Another benefit of having financial professionals on board is that when it’s time to sell the business, these individuals can compile the information and intelligently respond to questions and requests for additional data during the due diligence phase. This spares owners considerable time during the sale process, allowing them to continue devoting their energy to maintaining the business. When owners spend a large amount of time on the sale of their business, they tend to lose focus on the operations, adversely affecting the valuation as closing approaches.

Know Your Market

Most small and mid-sized healthcare businesses are uninformed about their competition, failing to collect sufficient information about market-share and the competitive environment. But knowing your business’s market area, demo-graphics, upside potentials, and strengths and weaknesses compared to competitors is important in determining its value. It’s a good idea for you, as the seller, to have this information to make a strong case, rather than leaving it up to the buyer.

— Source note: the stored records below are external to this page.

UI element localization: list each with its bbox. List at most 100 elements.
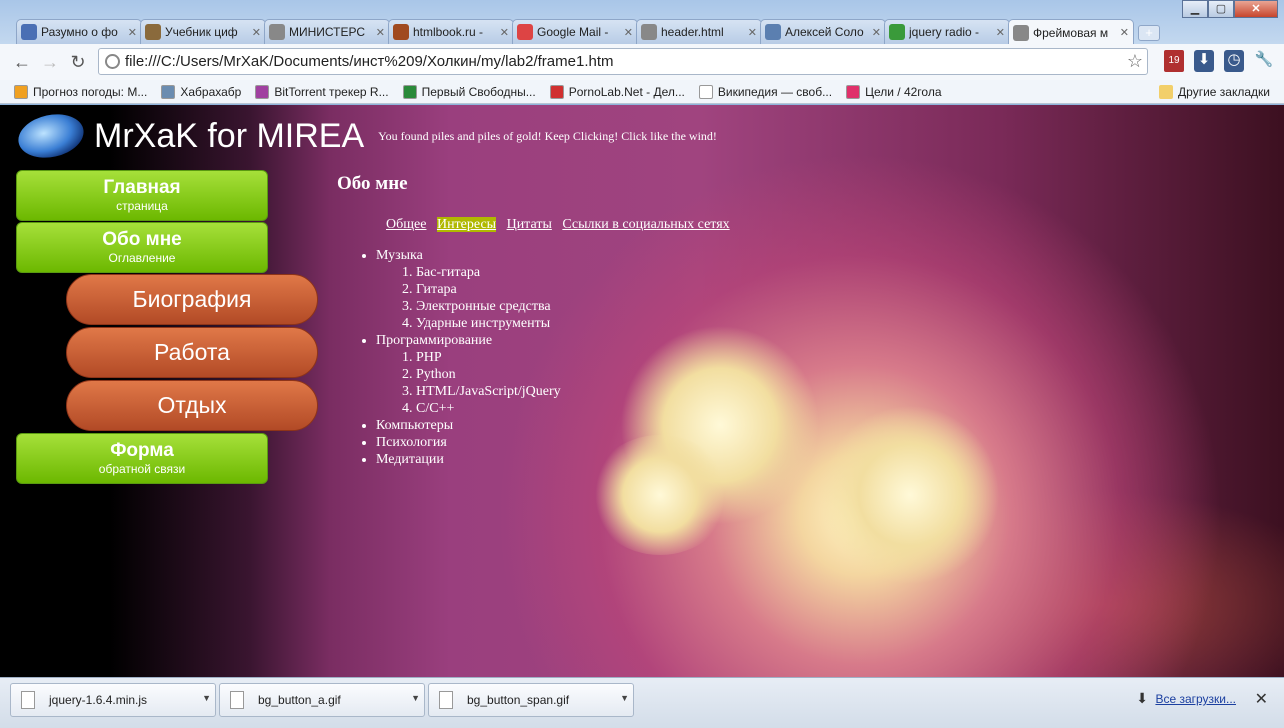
download-filename: bg_button_a.gif (258, 693, 341, 707)
subnav-general[interactable]: Общее (386, 217, 426, 232)
favicon-icon (641, 24, 657, 40)
browser-tab[interactable]: Фреймовая м ✕ (1008, 19, 1134, 45)
close-window-button[interactable]: ✕ (1234, 0, 1278, 18)
bookmark-item[interactable]: BitTorrent трекер R... (255, 84, 389, 99)
list-item: Бас-гитара (416, 264, 828, 281)
browser-tab[interactable]: jquery radio - ✕ (884, 19, 1010, 44)
menu-work-button[interactable]: Работа (66, 327, 318, 378)
bookmark-item[interactable]: Первый Свободны... (402, 84, 536, 99)
address-bar[interactable]: file:///C:/Users/MrXaK/Documents/инст%20… (98, 48, 1148, 75)
all-downloads-link[interactable]: Все загрузки... (1155, 692, 1236, 706)
close-tab-icon[interactable]: ✕ (748, 26, 757, 39)
favicon-icon (889, 24, 905, 40)
list-item: C/C++ (416, 400, 828, 417)
reload-button[interactable]: ↻ (64, 52, 92, 73)
close-tab-icon[interactable]: ✕ (996, 26, 1005, 39)
dropdown-arrow-icon[interactable]: ▼ (202, 693, 211, 703)
subnav-quotes[interactable]: Цитаты (507, 217, 552, 232)
browser-toolbar: ← → ↻ file:///C:/Users/MrXaK/Documents/и… (0, 44, 1284, 80)
download-filename: bg_button_span.gif (467, 693, 570, 707)
download-filename: jquery-1.6.4.min.js (49, 693, 148, 707)
bookmark-item[interactable]: Цели / 42гола (846, 84, 942, 99)
browser-tab[interactable]: Учебник циф ✕ (140, 19, 266, 44)
dropdown-arrow-icon[interactable]: ▼ (620, 693, 629, 703)
browser-tab[interactable]: header.html ✕ (636, 19, 762, 44)
menu-form-button[interactable]: Форма обратной связи (16, 433, 268, 484)
wrench-icon[interactable]: 🔧 (1254, 50, 1274, 72)
programming-list: PHP Python HTML/JavaScript/jQuery C/C++ (416, 349, 828, 417)
close-tab-icon[interactable]: ✕ (1120, 26, 1129, 39)
interests-list: Музыка Бас-гитара Гитара Электронные сре… (376, 247, 828, 468)
browser-tab[interactable]: Алексей Соло ✕ (760, 19, 886, 44)
bookmark-item[interactable]: PornoLab.Net - Дел... (549, 84, 685, 99)
browser-tab[interactable]: htmlbook.ru - ✕ (388, 19, 514, 44)
other-bookmarks[interactable]: Другие закладки (1159, 84, 1270, 99)
menu-form-label: Форма (110, 440, 174, 461)
extension-icon[interactable]: 19 (1164, 50, 1184, 72)
list-item: Ударные инструменты (416, 315, 828, 332)
close-tab-icon[interactable]: ✕ (376, 26, 385, 39)
clock-extension-icon[interactable]: ◷ (1224, 50, 1244, 72)
fractal-decoration (820, 405, 1000, 585)
programming-label: Программирование (376, 333, 493, 348)
forward-button[interactable]: → (36, 52, 64, 73)
content-frame: Обо мне Общее Интересы Цитаты Ссылки в с… (328, 161, 828, 468)
tab-title: jquery radio - (909, 25, 980, 39)
list-item: Python (416, 366, 828, 383)
bookmark-label: Википедия — своб... (717, 84, 833, 99)
bookmark-favicon-icon (846, 84, 861, 99)
close-downloads-icon[interactable]: ✕ (1255, 689, 1268, 709)
bookmark-label: Цели / 42гола (865, 84, 942, 99)
bookmark-item[interactable]: Википедия — своб... (698, 84, 833, 99)
bookmark-favicon-icon (161, 84, 176, 99)
maximize-button[interactable]: ▢ (1208, 0, 1234, 18)
favicon-icon (145, 24, 161, 40)
download-item[interactable]: bg_button_a.gif ▼ (219, 683, 425, 717)
menu-rest-button[interactable]: Отдых (66, 380, 318, 431)
bookmark-favicon-icon (402, 84, 417, 99)
list-item: Гитара (416, 281, 828, 298)
bookmark-favicon-icon (698, 84, 713, 99)
download-item[interactable]: bg_button_span.gif ▼ (428, 683, 634, 717)
subnav-interests[interactable]: Интересы (436, 217, 497, 232)
dropdown-arrow-icon[interactable]: ▼ (411, 693, 420, 703)
close-tab-icon[interactable]: ✕ (128, 26, 137, 39)
new-tab-button[interactable]: + (1138, 25, 1160, 41)
close-tab-icon[interactable]: ✕ (500, 26, 509, 39)
close-tab-icon[interactable]: ✕ (624, 26, 633, 39)
menu-home-button[interactable]: Главная страница (16, 170, 268, 221)
browser-tab[interactable]: Google Mail - ✕ (512, 19, 638, 44)
tab-title: Google Mail - (537, 25, 609, 39)
browser-tab[interactable]: МИНИСТЕРС ✕ (264, 19, 390, 44)
sub-navigation: Общее Интересы Цитаты Ссылки в социальны… (386, 217, 828, 233)
side-menu: Главная страница Обо мне Оглавление Биогра… (16, 170, 318, 485)
favicon-icon (517, 24, 533, 40)
minimize-button[interactable]: ▁ (1182, 0, 1208, 18)
subnav-social-links[interactable]: Ссылки в социальных сетях (562, 217, 729, 232)
favicon-icon (21, 24, 37, 40)
section-heading: Обо мне (337, 173, 408, 194)
tab-title: Алексей Соло (785, 25, 864, 39)
browser-tab[interactable]: Разумно о фо ✕ (16, 19, 142, 44)
close-tab-icon[interactable]: ✕ (872, 26, 881, 39)
tab-title: Фреймовая м (1033, 25, 1109, 40)
list-item: PHP (416, 349, 828, 366)
bookmark-item[interactable]: Хабрахабр (161, 84, 241, 99)
other-bookmarks-label: Другие закладки (1178, 84, 1270, 99)
download-item[interactable]: jquery-1.6.4.min.js ▼ (10, 683, 216, 717)
favicon-icon (393, 24, 409, 40)
menu-about-button[interactable]: Обо мне Оглавление (16, 222, 268, 273)
bookmark-item[interactable]: Прогноз погоды: М... (14, 84, 147, 99)
list-item: Электронные средства (416, 298, 828, 315)
menu-about-sub: Оглавление (108, 251, 176, 265)
back-button[interactable]: ← (8, 52, 36, 73)
close-tab-icon[interactable]: ✕ (252, 26, 261, 39)
menu-bio-button[interactable]: Биография (66, 274, 318, 325)
bookmark-favicon-icon (14, 84, 28, 99)
page-globe-icon (105, 54, 120, 69)
favicon-icon (269, 24, 285, 40)
site-tagline: You found piles and piles of gold! Keep … (378, 128, 717, 143)
download-extension-icon[interactable]: ⬇ (1194, 50, 1214, 72)
favicon-icon (1013, 24, 1029, 41)
bookmark-star-icon[interactable]: ☆ (1127, 49, 1143, 74)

The buyer will usually hire an external marketing consultant who is unfamiliar with the market. He or she spends a day or two in the field and in the office collecting and analyzing secondary data and presents their “expertise” on the market you’ve spent years cultivating. They almost always miss the subtleties of the market. As the seller, you’ll be in a better position if you can define your market’s characteristics and needs for the buyer.
The successful sale of a healthcare business depends on making quality information about your enterprise available to buyers as they look to corroborate the business’s results, make projections, and price the transaction. Investing in an integrated financial and utilization database, high-caliber financial professionals, and market data will help you maximize the selling price and facilitate a speedy transaction.